Find a group $G$ and a subgroup $H$ such that $x,x',y,y'$ in $G$, $xH=x'H$ and $yH=y'H$, yet $xyH$ does not equal $x'y'H$ Find a group $G$ and a subgroup $H$ such that $x,x',y,y'$ in $G$, $xH=x'H$ and $yH=y'H$, yet $xyH$ does not equal $x'y'H$. (alternatively find an example of $G$ and $H$ where $(xH)(yH)$ does not equal $xyH$.
I haven't been able to find such examples. Can I get some help?
 A: Remember that $D_{4}$ can be generated by a rotating element $a$ and a fliping element $b$.  So, $D_{4}= \langle a,b | a^{4} = 1, b^{2}=1, ba = a^{-1}b \rangle $
Note that this also implies $ba^{-1} = ab$, $a^{-1}=a^{3} $, and $ ( a^{2} )^{-1} = a^{2} $.  
Let $ G = D_{4}$ and $ H = \{ 1, ba \} $.  $H$ is obviously a subgroup since $ba$ is an element of order 2.  
So, 
$aH= \{ a, aba \} = \{ a, ba^{-1} a \} = \{ a, b \} = \{ b, a \}  = \{ b, b^{2} a \} = bH$
Also, $ba^{2} H = \{ ba^{2}, ba^{2}ba \} = \{ ba^{2}, baba^{-1}a \} = \{ ba^{2}, bab \} = \{ ba^{2}, bba^{-1} \} = \{ ba^{2}, a^{-1} \}= \{ ba^{2}, a^{3} \}$.  
And also, $a^{3}H = \{ a^{3}, a^{3}ba \} = \{ a^{3}, a^{2} b a^{-1} a \}= \{ a^{3}, a^{2} b \}= \{ a^{3}, b a^{2} \}$.  So, $ba^{2} H = a^{3}H $.  

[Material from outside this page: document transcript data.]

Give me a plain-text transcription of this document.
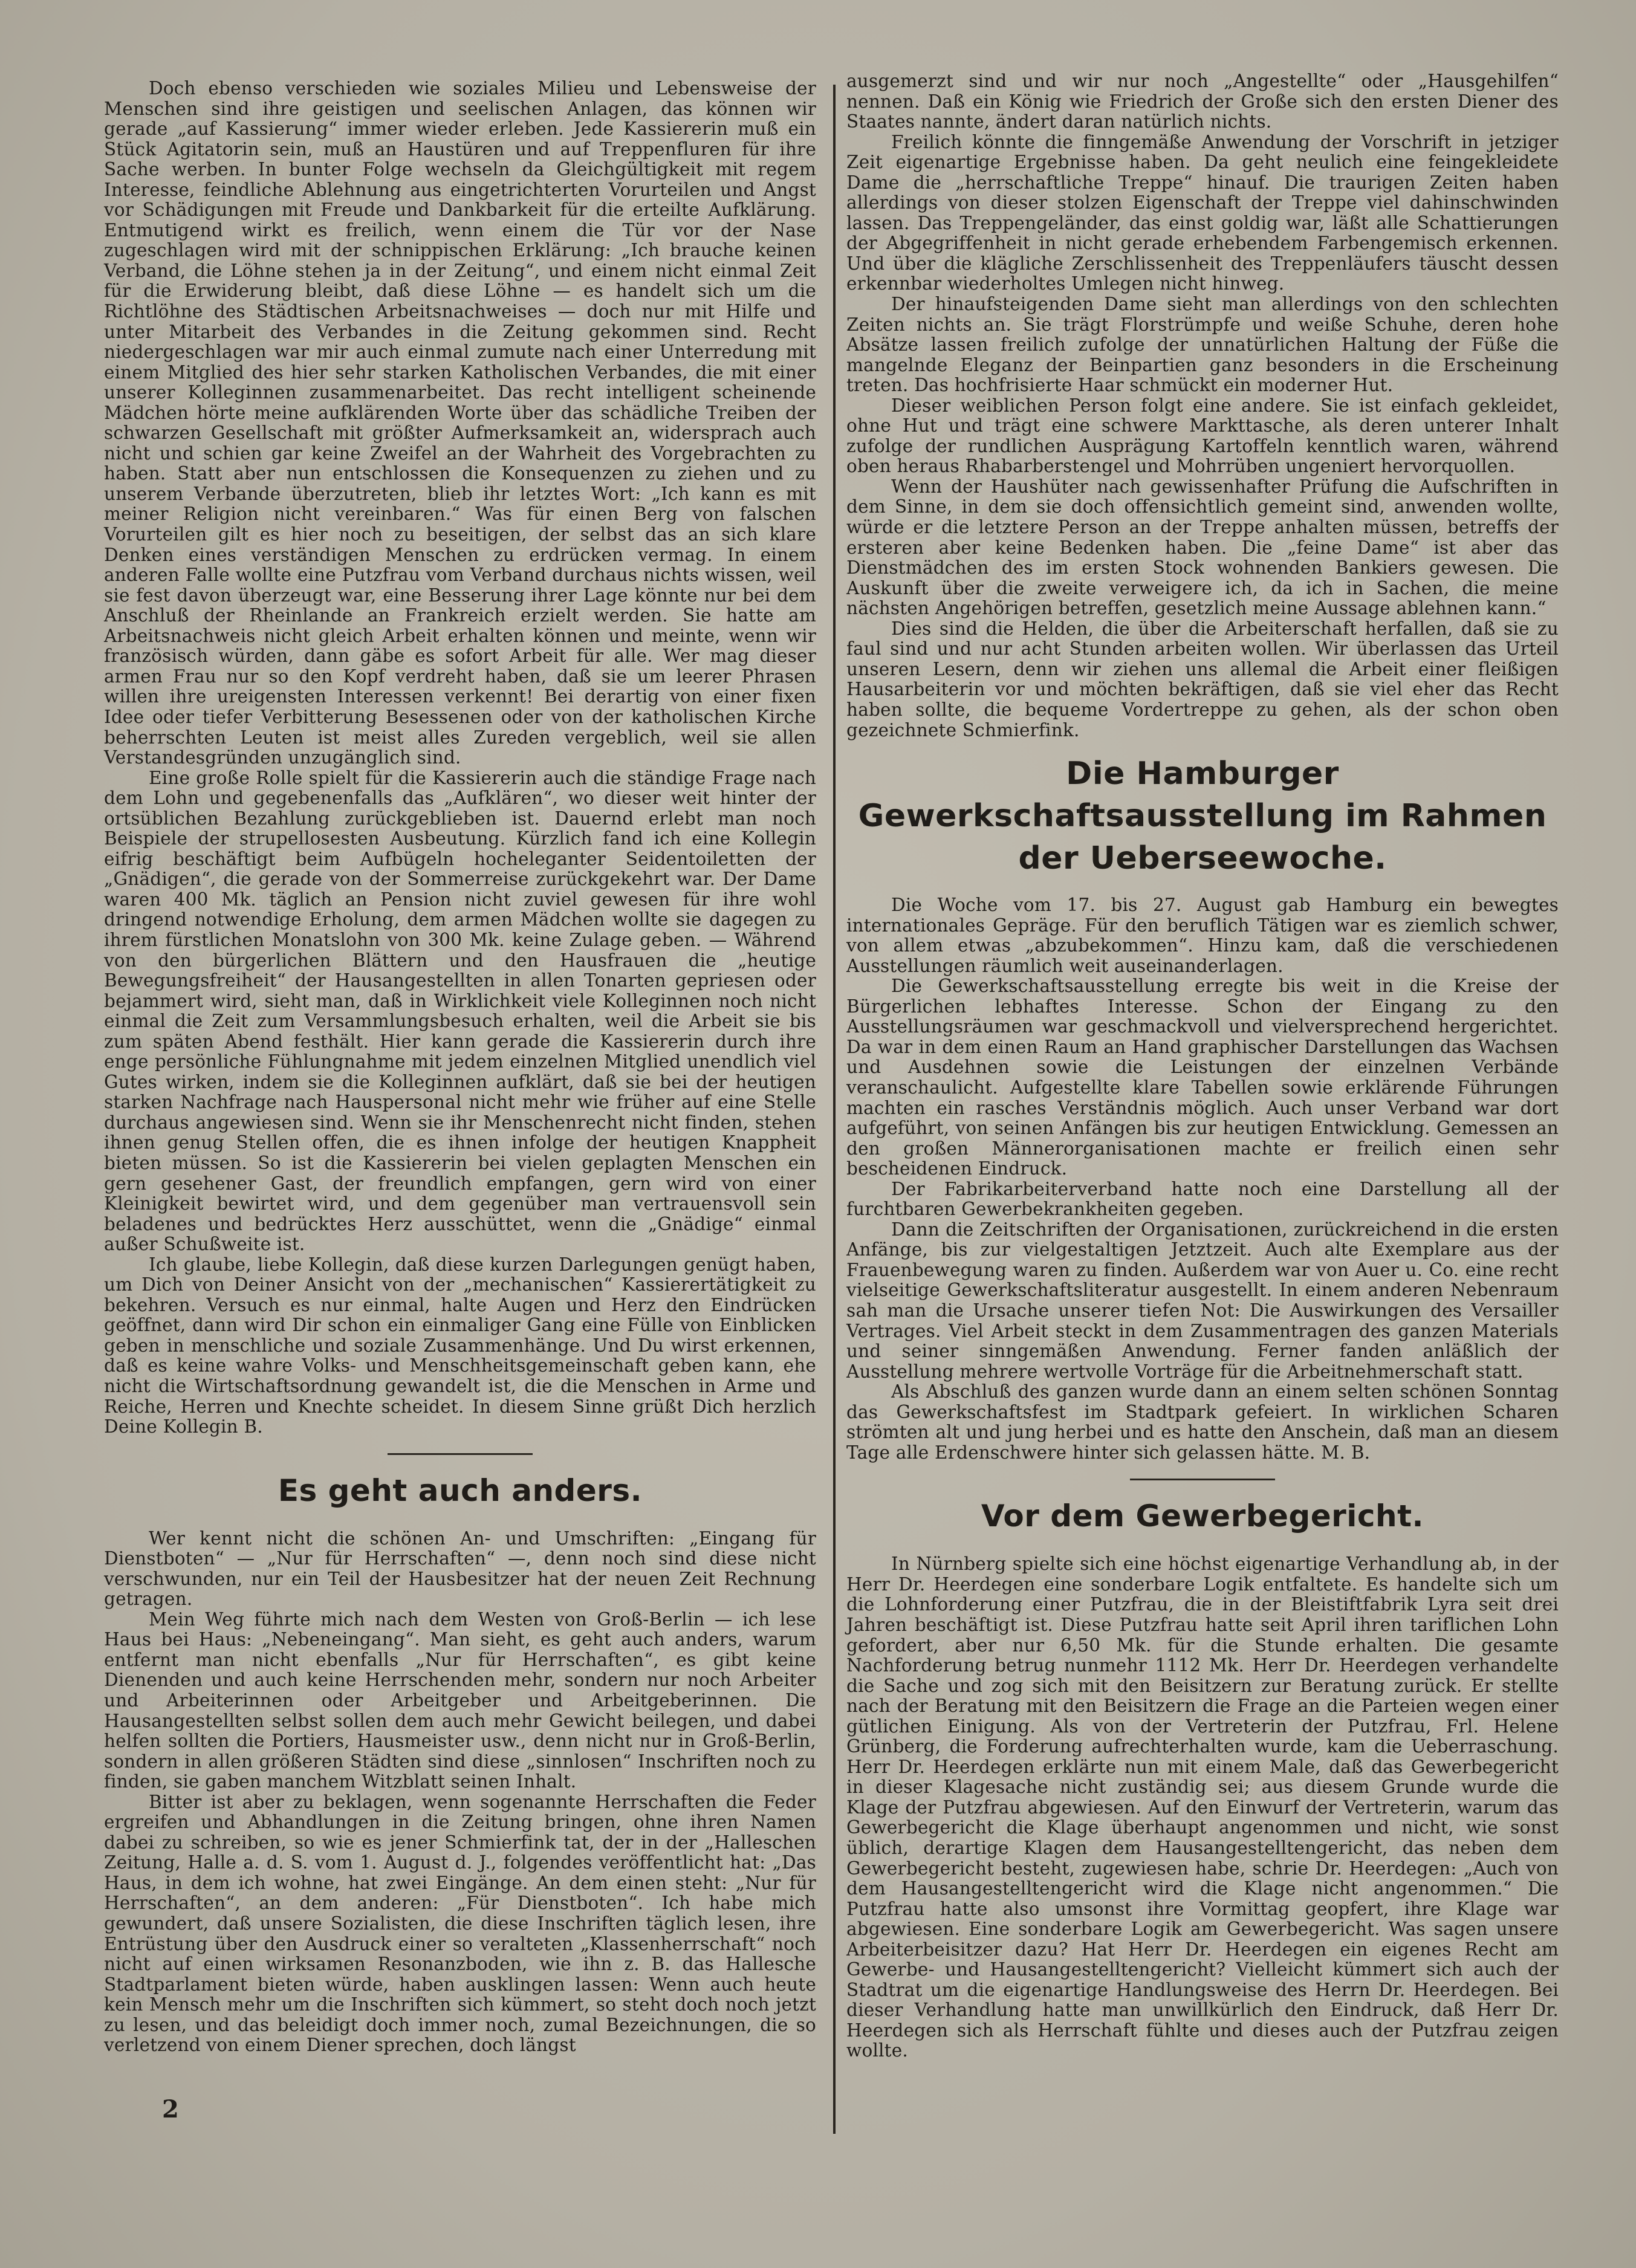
Doch ebenso verschieden wie soziales Milieu und Lebensweise der Menschen sind ihre geistigen und seelischen Anlagen, das können wir gerade „auf Kassierung“ immer wieder erleben. Jede Kassiererin muß ein Stück Agitatorin sein, muß an Haustüren und auf Treppenfluren für ihre Sache werben. In bunter Folge wechseln da Gleichgültigkeit mit regem Interesse, feindliche Ablehnung aus eingetrichterten Vorurteilen und Angst vor Schädigungen mit Freude und Dankbarkeit für die erteilte Aufklärung. Entmutigend wirkt es freilich, wenn einem die Tür vor der Nase zugeschlagen wird mit der schnippischen Erklärung: „Ich brauche keinen Verband, die Löhne stehen ja in der Zeitung“, und einem nicht einmal Zeit für die Erwiderung bleibt, daß diese Löhne — es handelt sich um die Richtlöhne des Städtischen Arbeitsnachweises — doch nur mit Hilfe und unter Mitarbeit des Verbandes in die Zeitung gekommen sind. Recht niedergeschlagen war mir auch einmal zumute nach einer Unterredung mit einem Mitglied des hier sehr starken Katholischen Verbandes, die mit einer unserer Kolleginnen zusammenarbeitet. Das recht intelligent scheinende Mädchen hörte meine aufklärenden Worte über das schädliche Treiben der schwarzen Gesellschaft mit größter Aufmerksamkeit an, widersprach auch nicht und schien gar keine Zweifel an der Wahrheit des Vorgebrachten zu haben. Statt aber nun entschlossen die Konsequenzen zu ziehen und zu unserem Verbande überzutreten, blieb ihr letztes Wort: „Ich kann es mit meiner Religion nicht vereinbaren.“ Was für einen Berg von falschen Vorurteilen gilt es hier noch zu beseitigen, der selbst das an sich klare Denken eines verständigen Menschen zu erdrücken vermag. In einem anderen Falle wollte eine Putzfrau vom Verband durchaus nichts wissen, weil sie fest davon überzeugt war, eine Besserung ihrer Lage könnte nur bei dem Anschluß der Rheinlande an Frankreich erzielt werden. Sie hatte am Arbeitsnachweis nicht gleich Arbeit erhalten können und meinte, wenn wir französisch würden, dann gäbe es sofort Arbeit für alle. Wer mag dieser armen Frau nur so den Kopf verdreht haben, daß sie um leerer Phrasen willen ihre ureigensten Interessen verkennt! Bei derartig von einer fixen Idee oder tiefer Verbitterung Besessenen oder von der katholischen Kirche beherrschten Leuten ist meist alles Zureden vergeblich, weil sie allen Verstandesgründen unzugänglich sind.

Eine große Rolle spielt für die Kassiererin auch die ständige Frage nach dem Lohn und gegebenenfalls das „Aufklären“, wo dieser weit hinter der ortsüblichen Bezahlung zurückgeblieben ist. Dauernd erlebt man noch Beispiele der strupellosesten Ausbeutung. Kürzlich fand ich eine Kollegin eifrig beschäftigt beim Aufbügeln hocheleganter Seidentoiletten der „Gnädigen“, die gerade von der Sommerreise zurückgekehrt war. Der Dame waren 400 Mk. täglich an Pension nicht zuviel gewesen für ihre wohl dringend notwendige Erholung, dem armen Mädchen wollte sie dagegen zu ihrem fürstlichen Monatslohn von 300 Mk. keine Zulage geben. — Während von den bürgerlichen Blättern und den Hausfrauen die „heutige Bewegungsfreiheit“ der Hausangestellten in allen Tonarten gepriesen oder bejammert wird, sieht man, daß in Wirklichkeit viele Kolleginnen noch nicht einmal die Zeit zum Versammlungsbesuch erhalten, weil die Arbeit sie bis zum späten Abend festhält. Hier kann gerade die Kassiererin durch ihre enge persönliche Fühlungnahme mit jedem einzelnen Mitglied unendlich viel Gutes wirken, indem sie die Kolleginnen aufklärt, daß sie bei der heutigen starken Nachfrage nach Hauspersonal nicht mehr wie früher auf eine Stelle durchaus angewiesen sind. Wenn sie ihr Menschenrecht nicht finden, stehen ihnen genug Stellen offen, die es ihnen infolge der heutigen Knappheit bieten müssen. So ist die Kassiererin bei vielen geplagten Menschen ein gern gesehener Gast, der freundlich empfangen, gern wird von einer Kleinigkeit bewirtet wird, und dem gegenüber man vertrauensvoll sein beladenes und bedrücktes Herz ausschüttet, wenn die „Gnädige“ einmal außer Schußweite ist.

Ich glaube, liebe Kollegin, daß diese kurzen Darlegungen genügt haben, um Dich von Deiner Ansicht von der „mechanischen“ Kassierertätigkeit zu bekehren. Versuch es nur einmal, halte Augen und Herz den Eindrücken geöffnet, dann wird Dir schon ein einmaliger Gang eine Fülle von Einblicken geben in menschliche und soziale Zusammenhänge. Und Du wirst erkennen, daß es keine wahre Volks- und Menschheitsgemeinschaft geben kann, ehe nicht die Wirtschaftsordnung gewandelt ist, die die Menschen in Arme und Reiche, Herren und Knechte scheidet. In diesem Sinne grüßt Dich herzlich Deine Kollegin B.

Es geht auch anders.

Wer kennt nicht die schönen An- und Umschriften: „Eingang für Dienstboten“ — „Nur für Herrschaften“ —, denn noch sind diese nicht verschwunden, nur ein Teil der Hausbesitzer hat der neuen Zeit Rechnung getragen.

Mein Weg führte mich nach dem Westen von Groß-Berlin — ich lese Haus bei Haus: „Nebeneingang“. Man sieht, es geht auch anders, warum entfernt man nicht ebenfalls „Nur für Herrschaften“, es gibt keine Dienenden und auch keine Herrschenden mehr, sondern nur noch Arbeiter und Arbeiterinnen oder Arbeitgeber und Arbeitgeberinnen. Die Hausangestellten selbst sollen dem auch mehr Gewicht beilegen, und dabei helfen sollten die Portiers, Hausmeister usw., denn nicht nur in Groß-Berlin, sondern in allen größeren Städten sind diese „sinnlosen“ Inschriften noch zu finden, sie gaben manchem Witzblatt seinen Inhalt.

Bitter ist aber zu beklagen, wenn sogenannte Herrschaften die Feder ergreifen und Abhandlungen in die Zeitung bringen, ohne ihren Namen dabei zu schreiben, so wie es jener Schmierfink tat, der in der „Halleschen Zeitung, Halle a. d. S. vom 1. August d. J., folgendes veröffentlicht hat: „Das Haus, in dem ich wohne, hat zwei Eingänge. An dem einen steht: „Nur für Herrschaften“, an dem anderen: „Für Dienstboten“. Ich habe mich gewundert, daß unsere Sozialisten, die diese Inschriften täglich lesen, ihre Entrüstung über den Ausdruck einer so veralteten „Klassenherrschaft“ noch nicht auf einen wirksamen Resonanzboden, wie ihn z. B. das Hallesche Stadtparlament bieten würde, haben ausklingen lassen: Wenn auch heute kein Mensch mehr um die Inschriften sich kümmert, so steht doch noch jetzt zu lesen, und das beleidigt doch immer noch, zumal Bezeichnungen, die so verletzend von einem Diener sprechen, doch längst

ausgemerzt sind und wir nur noch „Angestellte“ oder „Hausgehilfen“ nennen. Daß ein König wie Friedrich der Große sich den ersten Diener des Staates nannte, ändert daran natürlich nichts.

Freilich könnte die finngemäße Anwendung der Vorschrift in jetziger Zeit eigenartige Ergebnisse haben. Da geht neulich eine feingekleidete Dame die „herrschaftliche Treppe“ hinauf. Die traurigen Zeiten haben allerdings von dieser stolzen Eigenschaft der Treppe viel dahinschwinden lassen. Das Treppengeländer, das einst goldig war, läßt alle Schattierungen der Abgegriffenheit in nicht gerade erhebendem Farbengemisch erkennen. Und über die klägliche Zerschlissenheit des Treppenläufers täuscht dessen erkennbar wiederholtes Umlegen nicht hinweg.

Der hinaufsteigenden Dame sieht man allerdings von den schlechten Zeiten nichts an. Sie trägt Florstrümpfe und weiße Schuhe, deren hohe Absätze lassen freilich zufolge der unnatürlichen Haltung der Füße die mangelnde Eleganz der Beinpartien ganz besonders in die Erscheinung treten. Das hochfrisierte Haar schmückt ein moderner Hut.

Dieser weiblichen Person folgt eine andere. Sie ist einfach gekleidet, ohne Hut und trägt eine schwere Markttasche, als deren unterer Inhalt zufolge der rundlichen Ausprägung Kartoffeln kenntlich waren, während oben heraus Rhabarberstengel und Mohrrüben ungeniert hervorquollen.

Wenn der Haushüter nach gewissenhafter Prüfung die Aufschriften in dem Sinne, in dem sie doch offensichtlich gemeint sind, anwenden wollte, würde er die letztere Person an der Treppe anhalten müssen, betreffs der ersteren aber keine Bedenken haben. Die „feine Dame“ ist aber das Dienstmädchen des im ersten Stock wohnenden Bankiers gewesen. Die Auskunft über die zweite verweigere ich, da ich in Sachen, die meine nächsten Angehörigen betreffen, gesetzlich meine Aussage ablehnen kann.“

Dies sind die Helden, die über die Arbeiterschaft herfallen, daß sie zu faul sind und nur acht Stunden arbeiten wollen. Wir überlassen das Urteil unseren Lesern, denn wir ziehen uns allemal die Arbeit einer fleißigen Hausarbeiterin vor und möchten bekräftigen, daß sie viel eher das Recht haben sollte, die bequeme Vordertreppe zu gehen, als der schon oben gezeichnete Schmierfink.

Die Hamburger Gewerkschaftsausstellung im Rahmen der Ueberseewoche.

Die Woche vom 17. bis 27. August gab Hamburg ein bewegtes internationales Gepräge. Für den beruflich Tätigen war es ziemlich schwer, von allem etwas „abzubekommen“. Hinzu kam, daß die verschiedenen Ausstellungen räumlich weit auseinanderlagen.

Die Gewerkschaftsausstellung erregte bis weit in die Kreise der Bürgerlichen lebhaftes Interesse. Schon der Eingang zu den Ausstellungsräumen war geschmackvoll und vielversprechend hergerichtet. Da war in dem einen Raum an Hand graphischer Darstellungen das Wachsen und Ausdehnen sowie die Leistungen der einzelnen Verbände veranschaulicht. Aufgestellte klare Tabellen sowie erklärende Führungen machten ein rasches Verständnis möglich. Auch unser Verband war dort aufgeführt, von seinen Anfängen bis zur heutigen Entwicklung. Gemessen an den großen Männerorganisationen machte er freilich einen sehr bescheidenen Eindruck.

Der Fabrikarbeiterverband hatte noch eine Darstellung all der furchtbaren Gewerbekrankheiten gegeben.

Dann die Zeitschriften der Organisationen, zurückreichend in die ersten Anfänge, bis zur vielgestaltigen Jetztzeit. Auch alte Exemplare aus der Frauenbewegung waren zu finden. Außerdem war von Auer u. Co. eine recht vielseitige Gewerkschaftsliteratur ausgestellt. In einem anderen Nebenraum sah man die Ursache unserer tiefen Not: Die Auswirkungen des Versailler Vertrages. Viel Arbeit steckt in dem Zusammentragen des ganzen Materials und seiner sinngemäßen Anwendung. Ferner fanden anläßlich der Ausstellung mehrere wertvolle Vorträge für die Arbeitnehmerschaft statt.

Als Abschluß des ganzen wurde dann an einem selten schönen Sonntag das Gewerkschaftsfest im Stadtpark gefeiert. In wirklichen Scharen strömten alt und jung herbei und es hatte den Anschein, daß man an diesem Tage alle Erdenschwere hinter sich gelassen hätte. M. B.

Vor dem Gewerbegericht.

In Nürnberg spielte sich eine höchst eigenartige Verhandlung ab, in der Herr Dr. Heerdegen eine sonderbare Logik entfaltete. Es handelte sich um die Lohnforderung einer Putzfrau, die in der Bleistiftfabrik Lyra seit drei Jahren beschäftigt ist. Diese Putzfrau hatte seit April ihren tariflichen Lohn gefordert, aber nur 6,50 Mk. für die Stunde erhalten. Die gesamte Nachforderung betrug nunmehr 1112 Mk. Herr Dr. Heerdegen verhandelte die Sache und zog sich mit den Beisitzern zur Beratung zurück. Er stellte nach der Beratung mit den Beisitzern die Frage an die Parteien wegen einer gütlichen Einigung. Als von der Vertreterin der Putzfrau, Frl. Helene Grünberg, die Forderung aufrechterhalten wurde, kam die Ueberraschung. Herr Dr. Heerdegen erklärte nun mit einem Male, daß das Gewerbegericht in dieser Klagesache nicht zuständig sei; aus diesem Grunde wurde die Klage der Putzfrau abgewiesen. Auf den Einwurf der Vertreterin, warum das Gewerbegericht die Klage überhaupt angenommen und nicht, wie sonst üblich, derartige Klagen dem Hausangestelltengericht, das neben dem Gewerbegericht besteht, zugewiesen habe, schrie Dr. Heerdegen: „Auch von dem Hausangestelltengericht wird die Klage nicht angenommen.“ Die Putzfrau hatte also umsonst ihre Vormittag geopfert, ihre Klage war abgewiesen. Eine sonderbare Logik am Gewerbegericht. Was sagen unsere Arbeiterbeisitzer dazu? Hat Herr Dr. Heerdegen ein eigenes Recht am Gewerbe- und Hausangestelltengericht? Vielleicht kümmert sich auch der Stadtrat um die eigenartige Handlungsweise des Herrn Dr. Heerdegen. Bei dieser Verhandlung hatte man unwillkürlich den Eindruck, daß Herr Dr. Heerdegen sich als Herrschaft fühlte und dieses auch der Putzfrau zeigen wollte.

2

Let $x = a, x' = b, y = ba^{2}, y' = a^{3}$.
So, $aba^{2}H= b a^{-1} a^{2} H = baH =  \{ ba, baba \} = \{ ba, bba^{-1}a \} = \{ ba, 1 \} = H$.
And since $1 \in H \Rightarrow ba^{3} \in ba^{3}H$, however $ba^{3} \notin H $, then $abaH \neq ba^{3}H$ .  
Hence, $ xH = x'H$ and $y H = y'H $ but  $ xyH \neq x'y'H$.  Done!  
A: If $H\lhd G$, then always $xyH=xHyH=x'Hy'H=x'y'H$. If $G$ is abelian, then any subgroup is normal.
Thus we need a nonabelian group $G$ to start with. The smallest non-abelian group is $G=S_3$. It has (up to isomorphy and ignoring $1$ and $G$) two subgroups pf interest: $C_3=\langle (1\,2\,3)\rangle$ and $S_2=\langle (1\,2)\rangle$. But $C_3$ is normal. Therefore we try $H=S_2$.
What $x,x',y,y'$ should we pick?
To have $xH=x'H$ we must have either $x'=x$ or $x'=x(1\,2)$. In the frist case $yH=y'H$  implies $xyH=x'y'H$, so we rule that out. Apart from that, if $(x, x')$ works, than $(1,x^{-1}x')$ works as well. So we are stringly advised to take $x=1$, $x'=(1\,2)$.
It does not matter if $y'=y$ or not because $yH=y'H$ implies that $xyH\ne x'y'H$ also means $xyH\ne x'yH$. With our choices for $x,x'$ we thus look for $y$ with $yH\ne (1\,2)yH$. We should not pick $y\in H$ for that would make both sides $=H$. Why not try $y=(2\,3)$? Then $yH=\{(2\,3),(1\,3\,2)\}$ and $(1\,2)yH=\{(1\,2\,3),(1\,3)\}$, voila!